In [1]:
%pip install pandas numpy scikit-learn

Note: you may need to restart the kernel to use updated packages.



[notice] A new release of pip is available: 23.2.1 -> 25.0.1
[notice] To update, run: python.exe -m pip install --upgrade pip


In [2]:
import pandas as pd
import numpy as np
from sklearn.feature_extraction.text import TfidfVectorizer
from sklearn.metrics.pairwise import cosine_similarity

In [3]:
# Read the chicago.txt file
df = pd.read_csv('chicago.txt', sep='\t', header=None,
                 names=['Restaurant_ID', 'Restaurant_Name', 'Features'])

In [4]:
# Display the first 5 rows
print("\nFirst 5 Restaurants in Chicago Dataset:")
print(df.head())


First 5 Restaurants in Chicago Dataset:
   Restaurant_ID           Restaurant_Name  \
0              0                Moti Mahal   
1              1                   Village   
2              2  Millrose Brewing Company   
3              3             Dover Straits   
4              4       Eat Your Hearts Out   

                                            Features  
0                214 035 149 021 117 075 204 051 163  
1  026 249 174 004 132 249 198 191 192 125 075 20...  
2  137 249 194 215 213 174 249 191 192 008 075 20...  
3                137 190 174 249 212 075 205 053 165  
4    214 249 249 197 111 025 025 112 075 205 053 164  


In [5]:
# Convert features to binary vectors
def create_feature_matrix(features_str):
    # Split features and create a set of unique features
    all_features = set()
    for features in features_str:
        all_features.update(features.split())
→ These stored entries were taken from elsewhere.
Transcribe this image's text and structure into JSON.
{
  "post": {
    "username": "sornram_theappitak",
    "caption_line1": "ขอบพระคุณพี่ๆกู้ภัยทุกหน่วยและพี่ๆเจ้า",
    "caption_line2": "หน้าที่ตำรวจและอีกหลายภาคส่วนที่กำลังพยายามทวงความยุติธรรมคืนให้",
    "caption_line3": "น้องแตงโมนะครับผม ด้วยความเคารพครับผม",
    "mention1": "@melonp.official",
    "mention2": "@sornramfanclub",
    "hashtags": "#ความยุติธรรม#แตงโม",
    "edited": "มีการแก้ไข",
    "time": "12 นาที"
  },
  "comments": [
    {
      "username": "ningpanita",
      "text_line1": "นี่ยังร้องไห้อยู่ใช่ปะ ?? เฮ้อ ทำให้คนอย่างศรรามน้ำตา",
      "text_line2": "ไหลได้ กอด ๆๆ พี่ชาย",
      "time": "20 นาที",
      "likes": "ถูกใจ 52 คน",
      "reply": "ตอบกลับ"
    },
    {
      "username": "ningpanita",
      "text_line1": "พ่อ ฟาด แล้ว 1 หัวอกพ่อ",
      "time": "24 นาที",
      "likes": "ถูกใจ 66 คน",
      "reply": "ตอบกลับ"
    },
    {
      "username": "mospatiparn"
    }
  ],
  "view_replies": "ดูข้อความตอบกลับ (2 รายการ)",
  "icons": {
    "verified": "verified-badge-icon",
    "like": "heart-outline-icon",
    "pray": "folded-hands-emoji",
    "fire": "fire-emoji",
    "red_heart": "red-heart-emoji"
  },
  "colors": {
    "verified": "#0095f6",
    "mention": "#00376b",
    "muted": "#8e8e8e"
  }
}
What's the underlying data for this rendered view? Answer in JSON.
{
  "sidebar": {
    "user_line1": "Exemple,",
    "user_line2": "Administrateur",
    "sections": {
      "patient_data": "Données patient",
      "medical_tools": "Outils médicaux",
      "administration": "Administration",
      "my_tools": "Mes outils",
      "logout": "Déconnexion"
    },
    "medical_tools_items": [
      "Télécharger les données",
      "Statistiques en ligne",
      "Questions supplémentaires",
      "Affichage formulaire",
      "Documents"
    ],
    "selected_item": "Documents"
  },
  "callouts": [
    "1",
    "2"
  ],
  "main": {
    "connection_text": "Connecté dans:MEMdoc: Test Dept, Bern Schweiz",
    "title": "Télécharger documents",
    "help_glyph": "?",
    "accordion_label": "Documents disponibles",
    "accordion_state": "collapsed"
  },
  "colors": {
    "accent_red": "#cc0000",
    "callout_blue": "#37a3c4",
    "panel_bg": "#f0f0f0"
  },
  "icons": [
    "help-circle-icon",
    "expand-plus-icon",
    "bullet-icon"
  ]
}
    # Create a mapping of feature to index
    feature_to_idx = {feature: idx for idx, feature in enumerate(all_features)}

    # Create binary matrix
    n_restaurants = len(features_str)
    n_features = len(all_features)
    feature_matrix = np.zeros((n_restaurants, n_features), dtype=int)

    # Fill the matrix
    for i, features in enumerate(features_str):
        for feature in features.split():
            feature_matrix[i, feature_to_idx[feature]] = 1

    return feature_matrix, feature_to_idx

In [6]:
# Create feature matrix
feature_matrix, feature_to_idx = create_feature_matrix(df['Features'])

In [7]:
# Compute cosine similarity
cosine_sim = cosine_similarity(feature_matrix)

In [8]:
# Compute Jaccard similarity
def jaccard_similarity(matrix):
    intersection = np.dot(matrix, matrix.T)
    row_sums = matrix.sum(axis=1)
    outer_sum = np.outer(row_sums, row_sums)
    union = outer_sum - intersection
    return intersection / (union + 1e-10)  # Add small epsilon to avoid division by zero

jaccard_sim = jaccard_similarity(feature_matrix)

In [9]:
# Function to get top recommendations
def get_top_recommendations(similarity_matrix, df, restaurant_idx, n=10):
    # Get similarity scores for the restaurant
    sim_scores = similarity_matrix[restaurant_idx]

    # Get indices of top similar restaurants (excluding self)
    top_indices = np.argsort(sim_scores)[::-1][1:n+1]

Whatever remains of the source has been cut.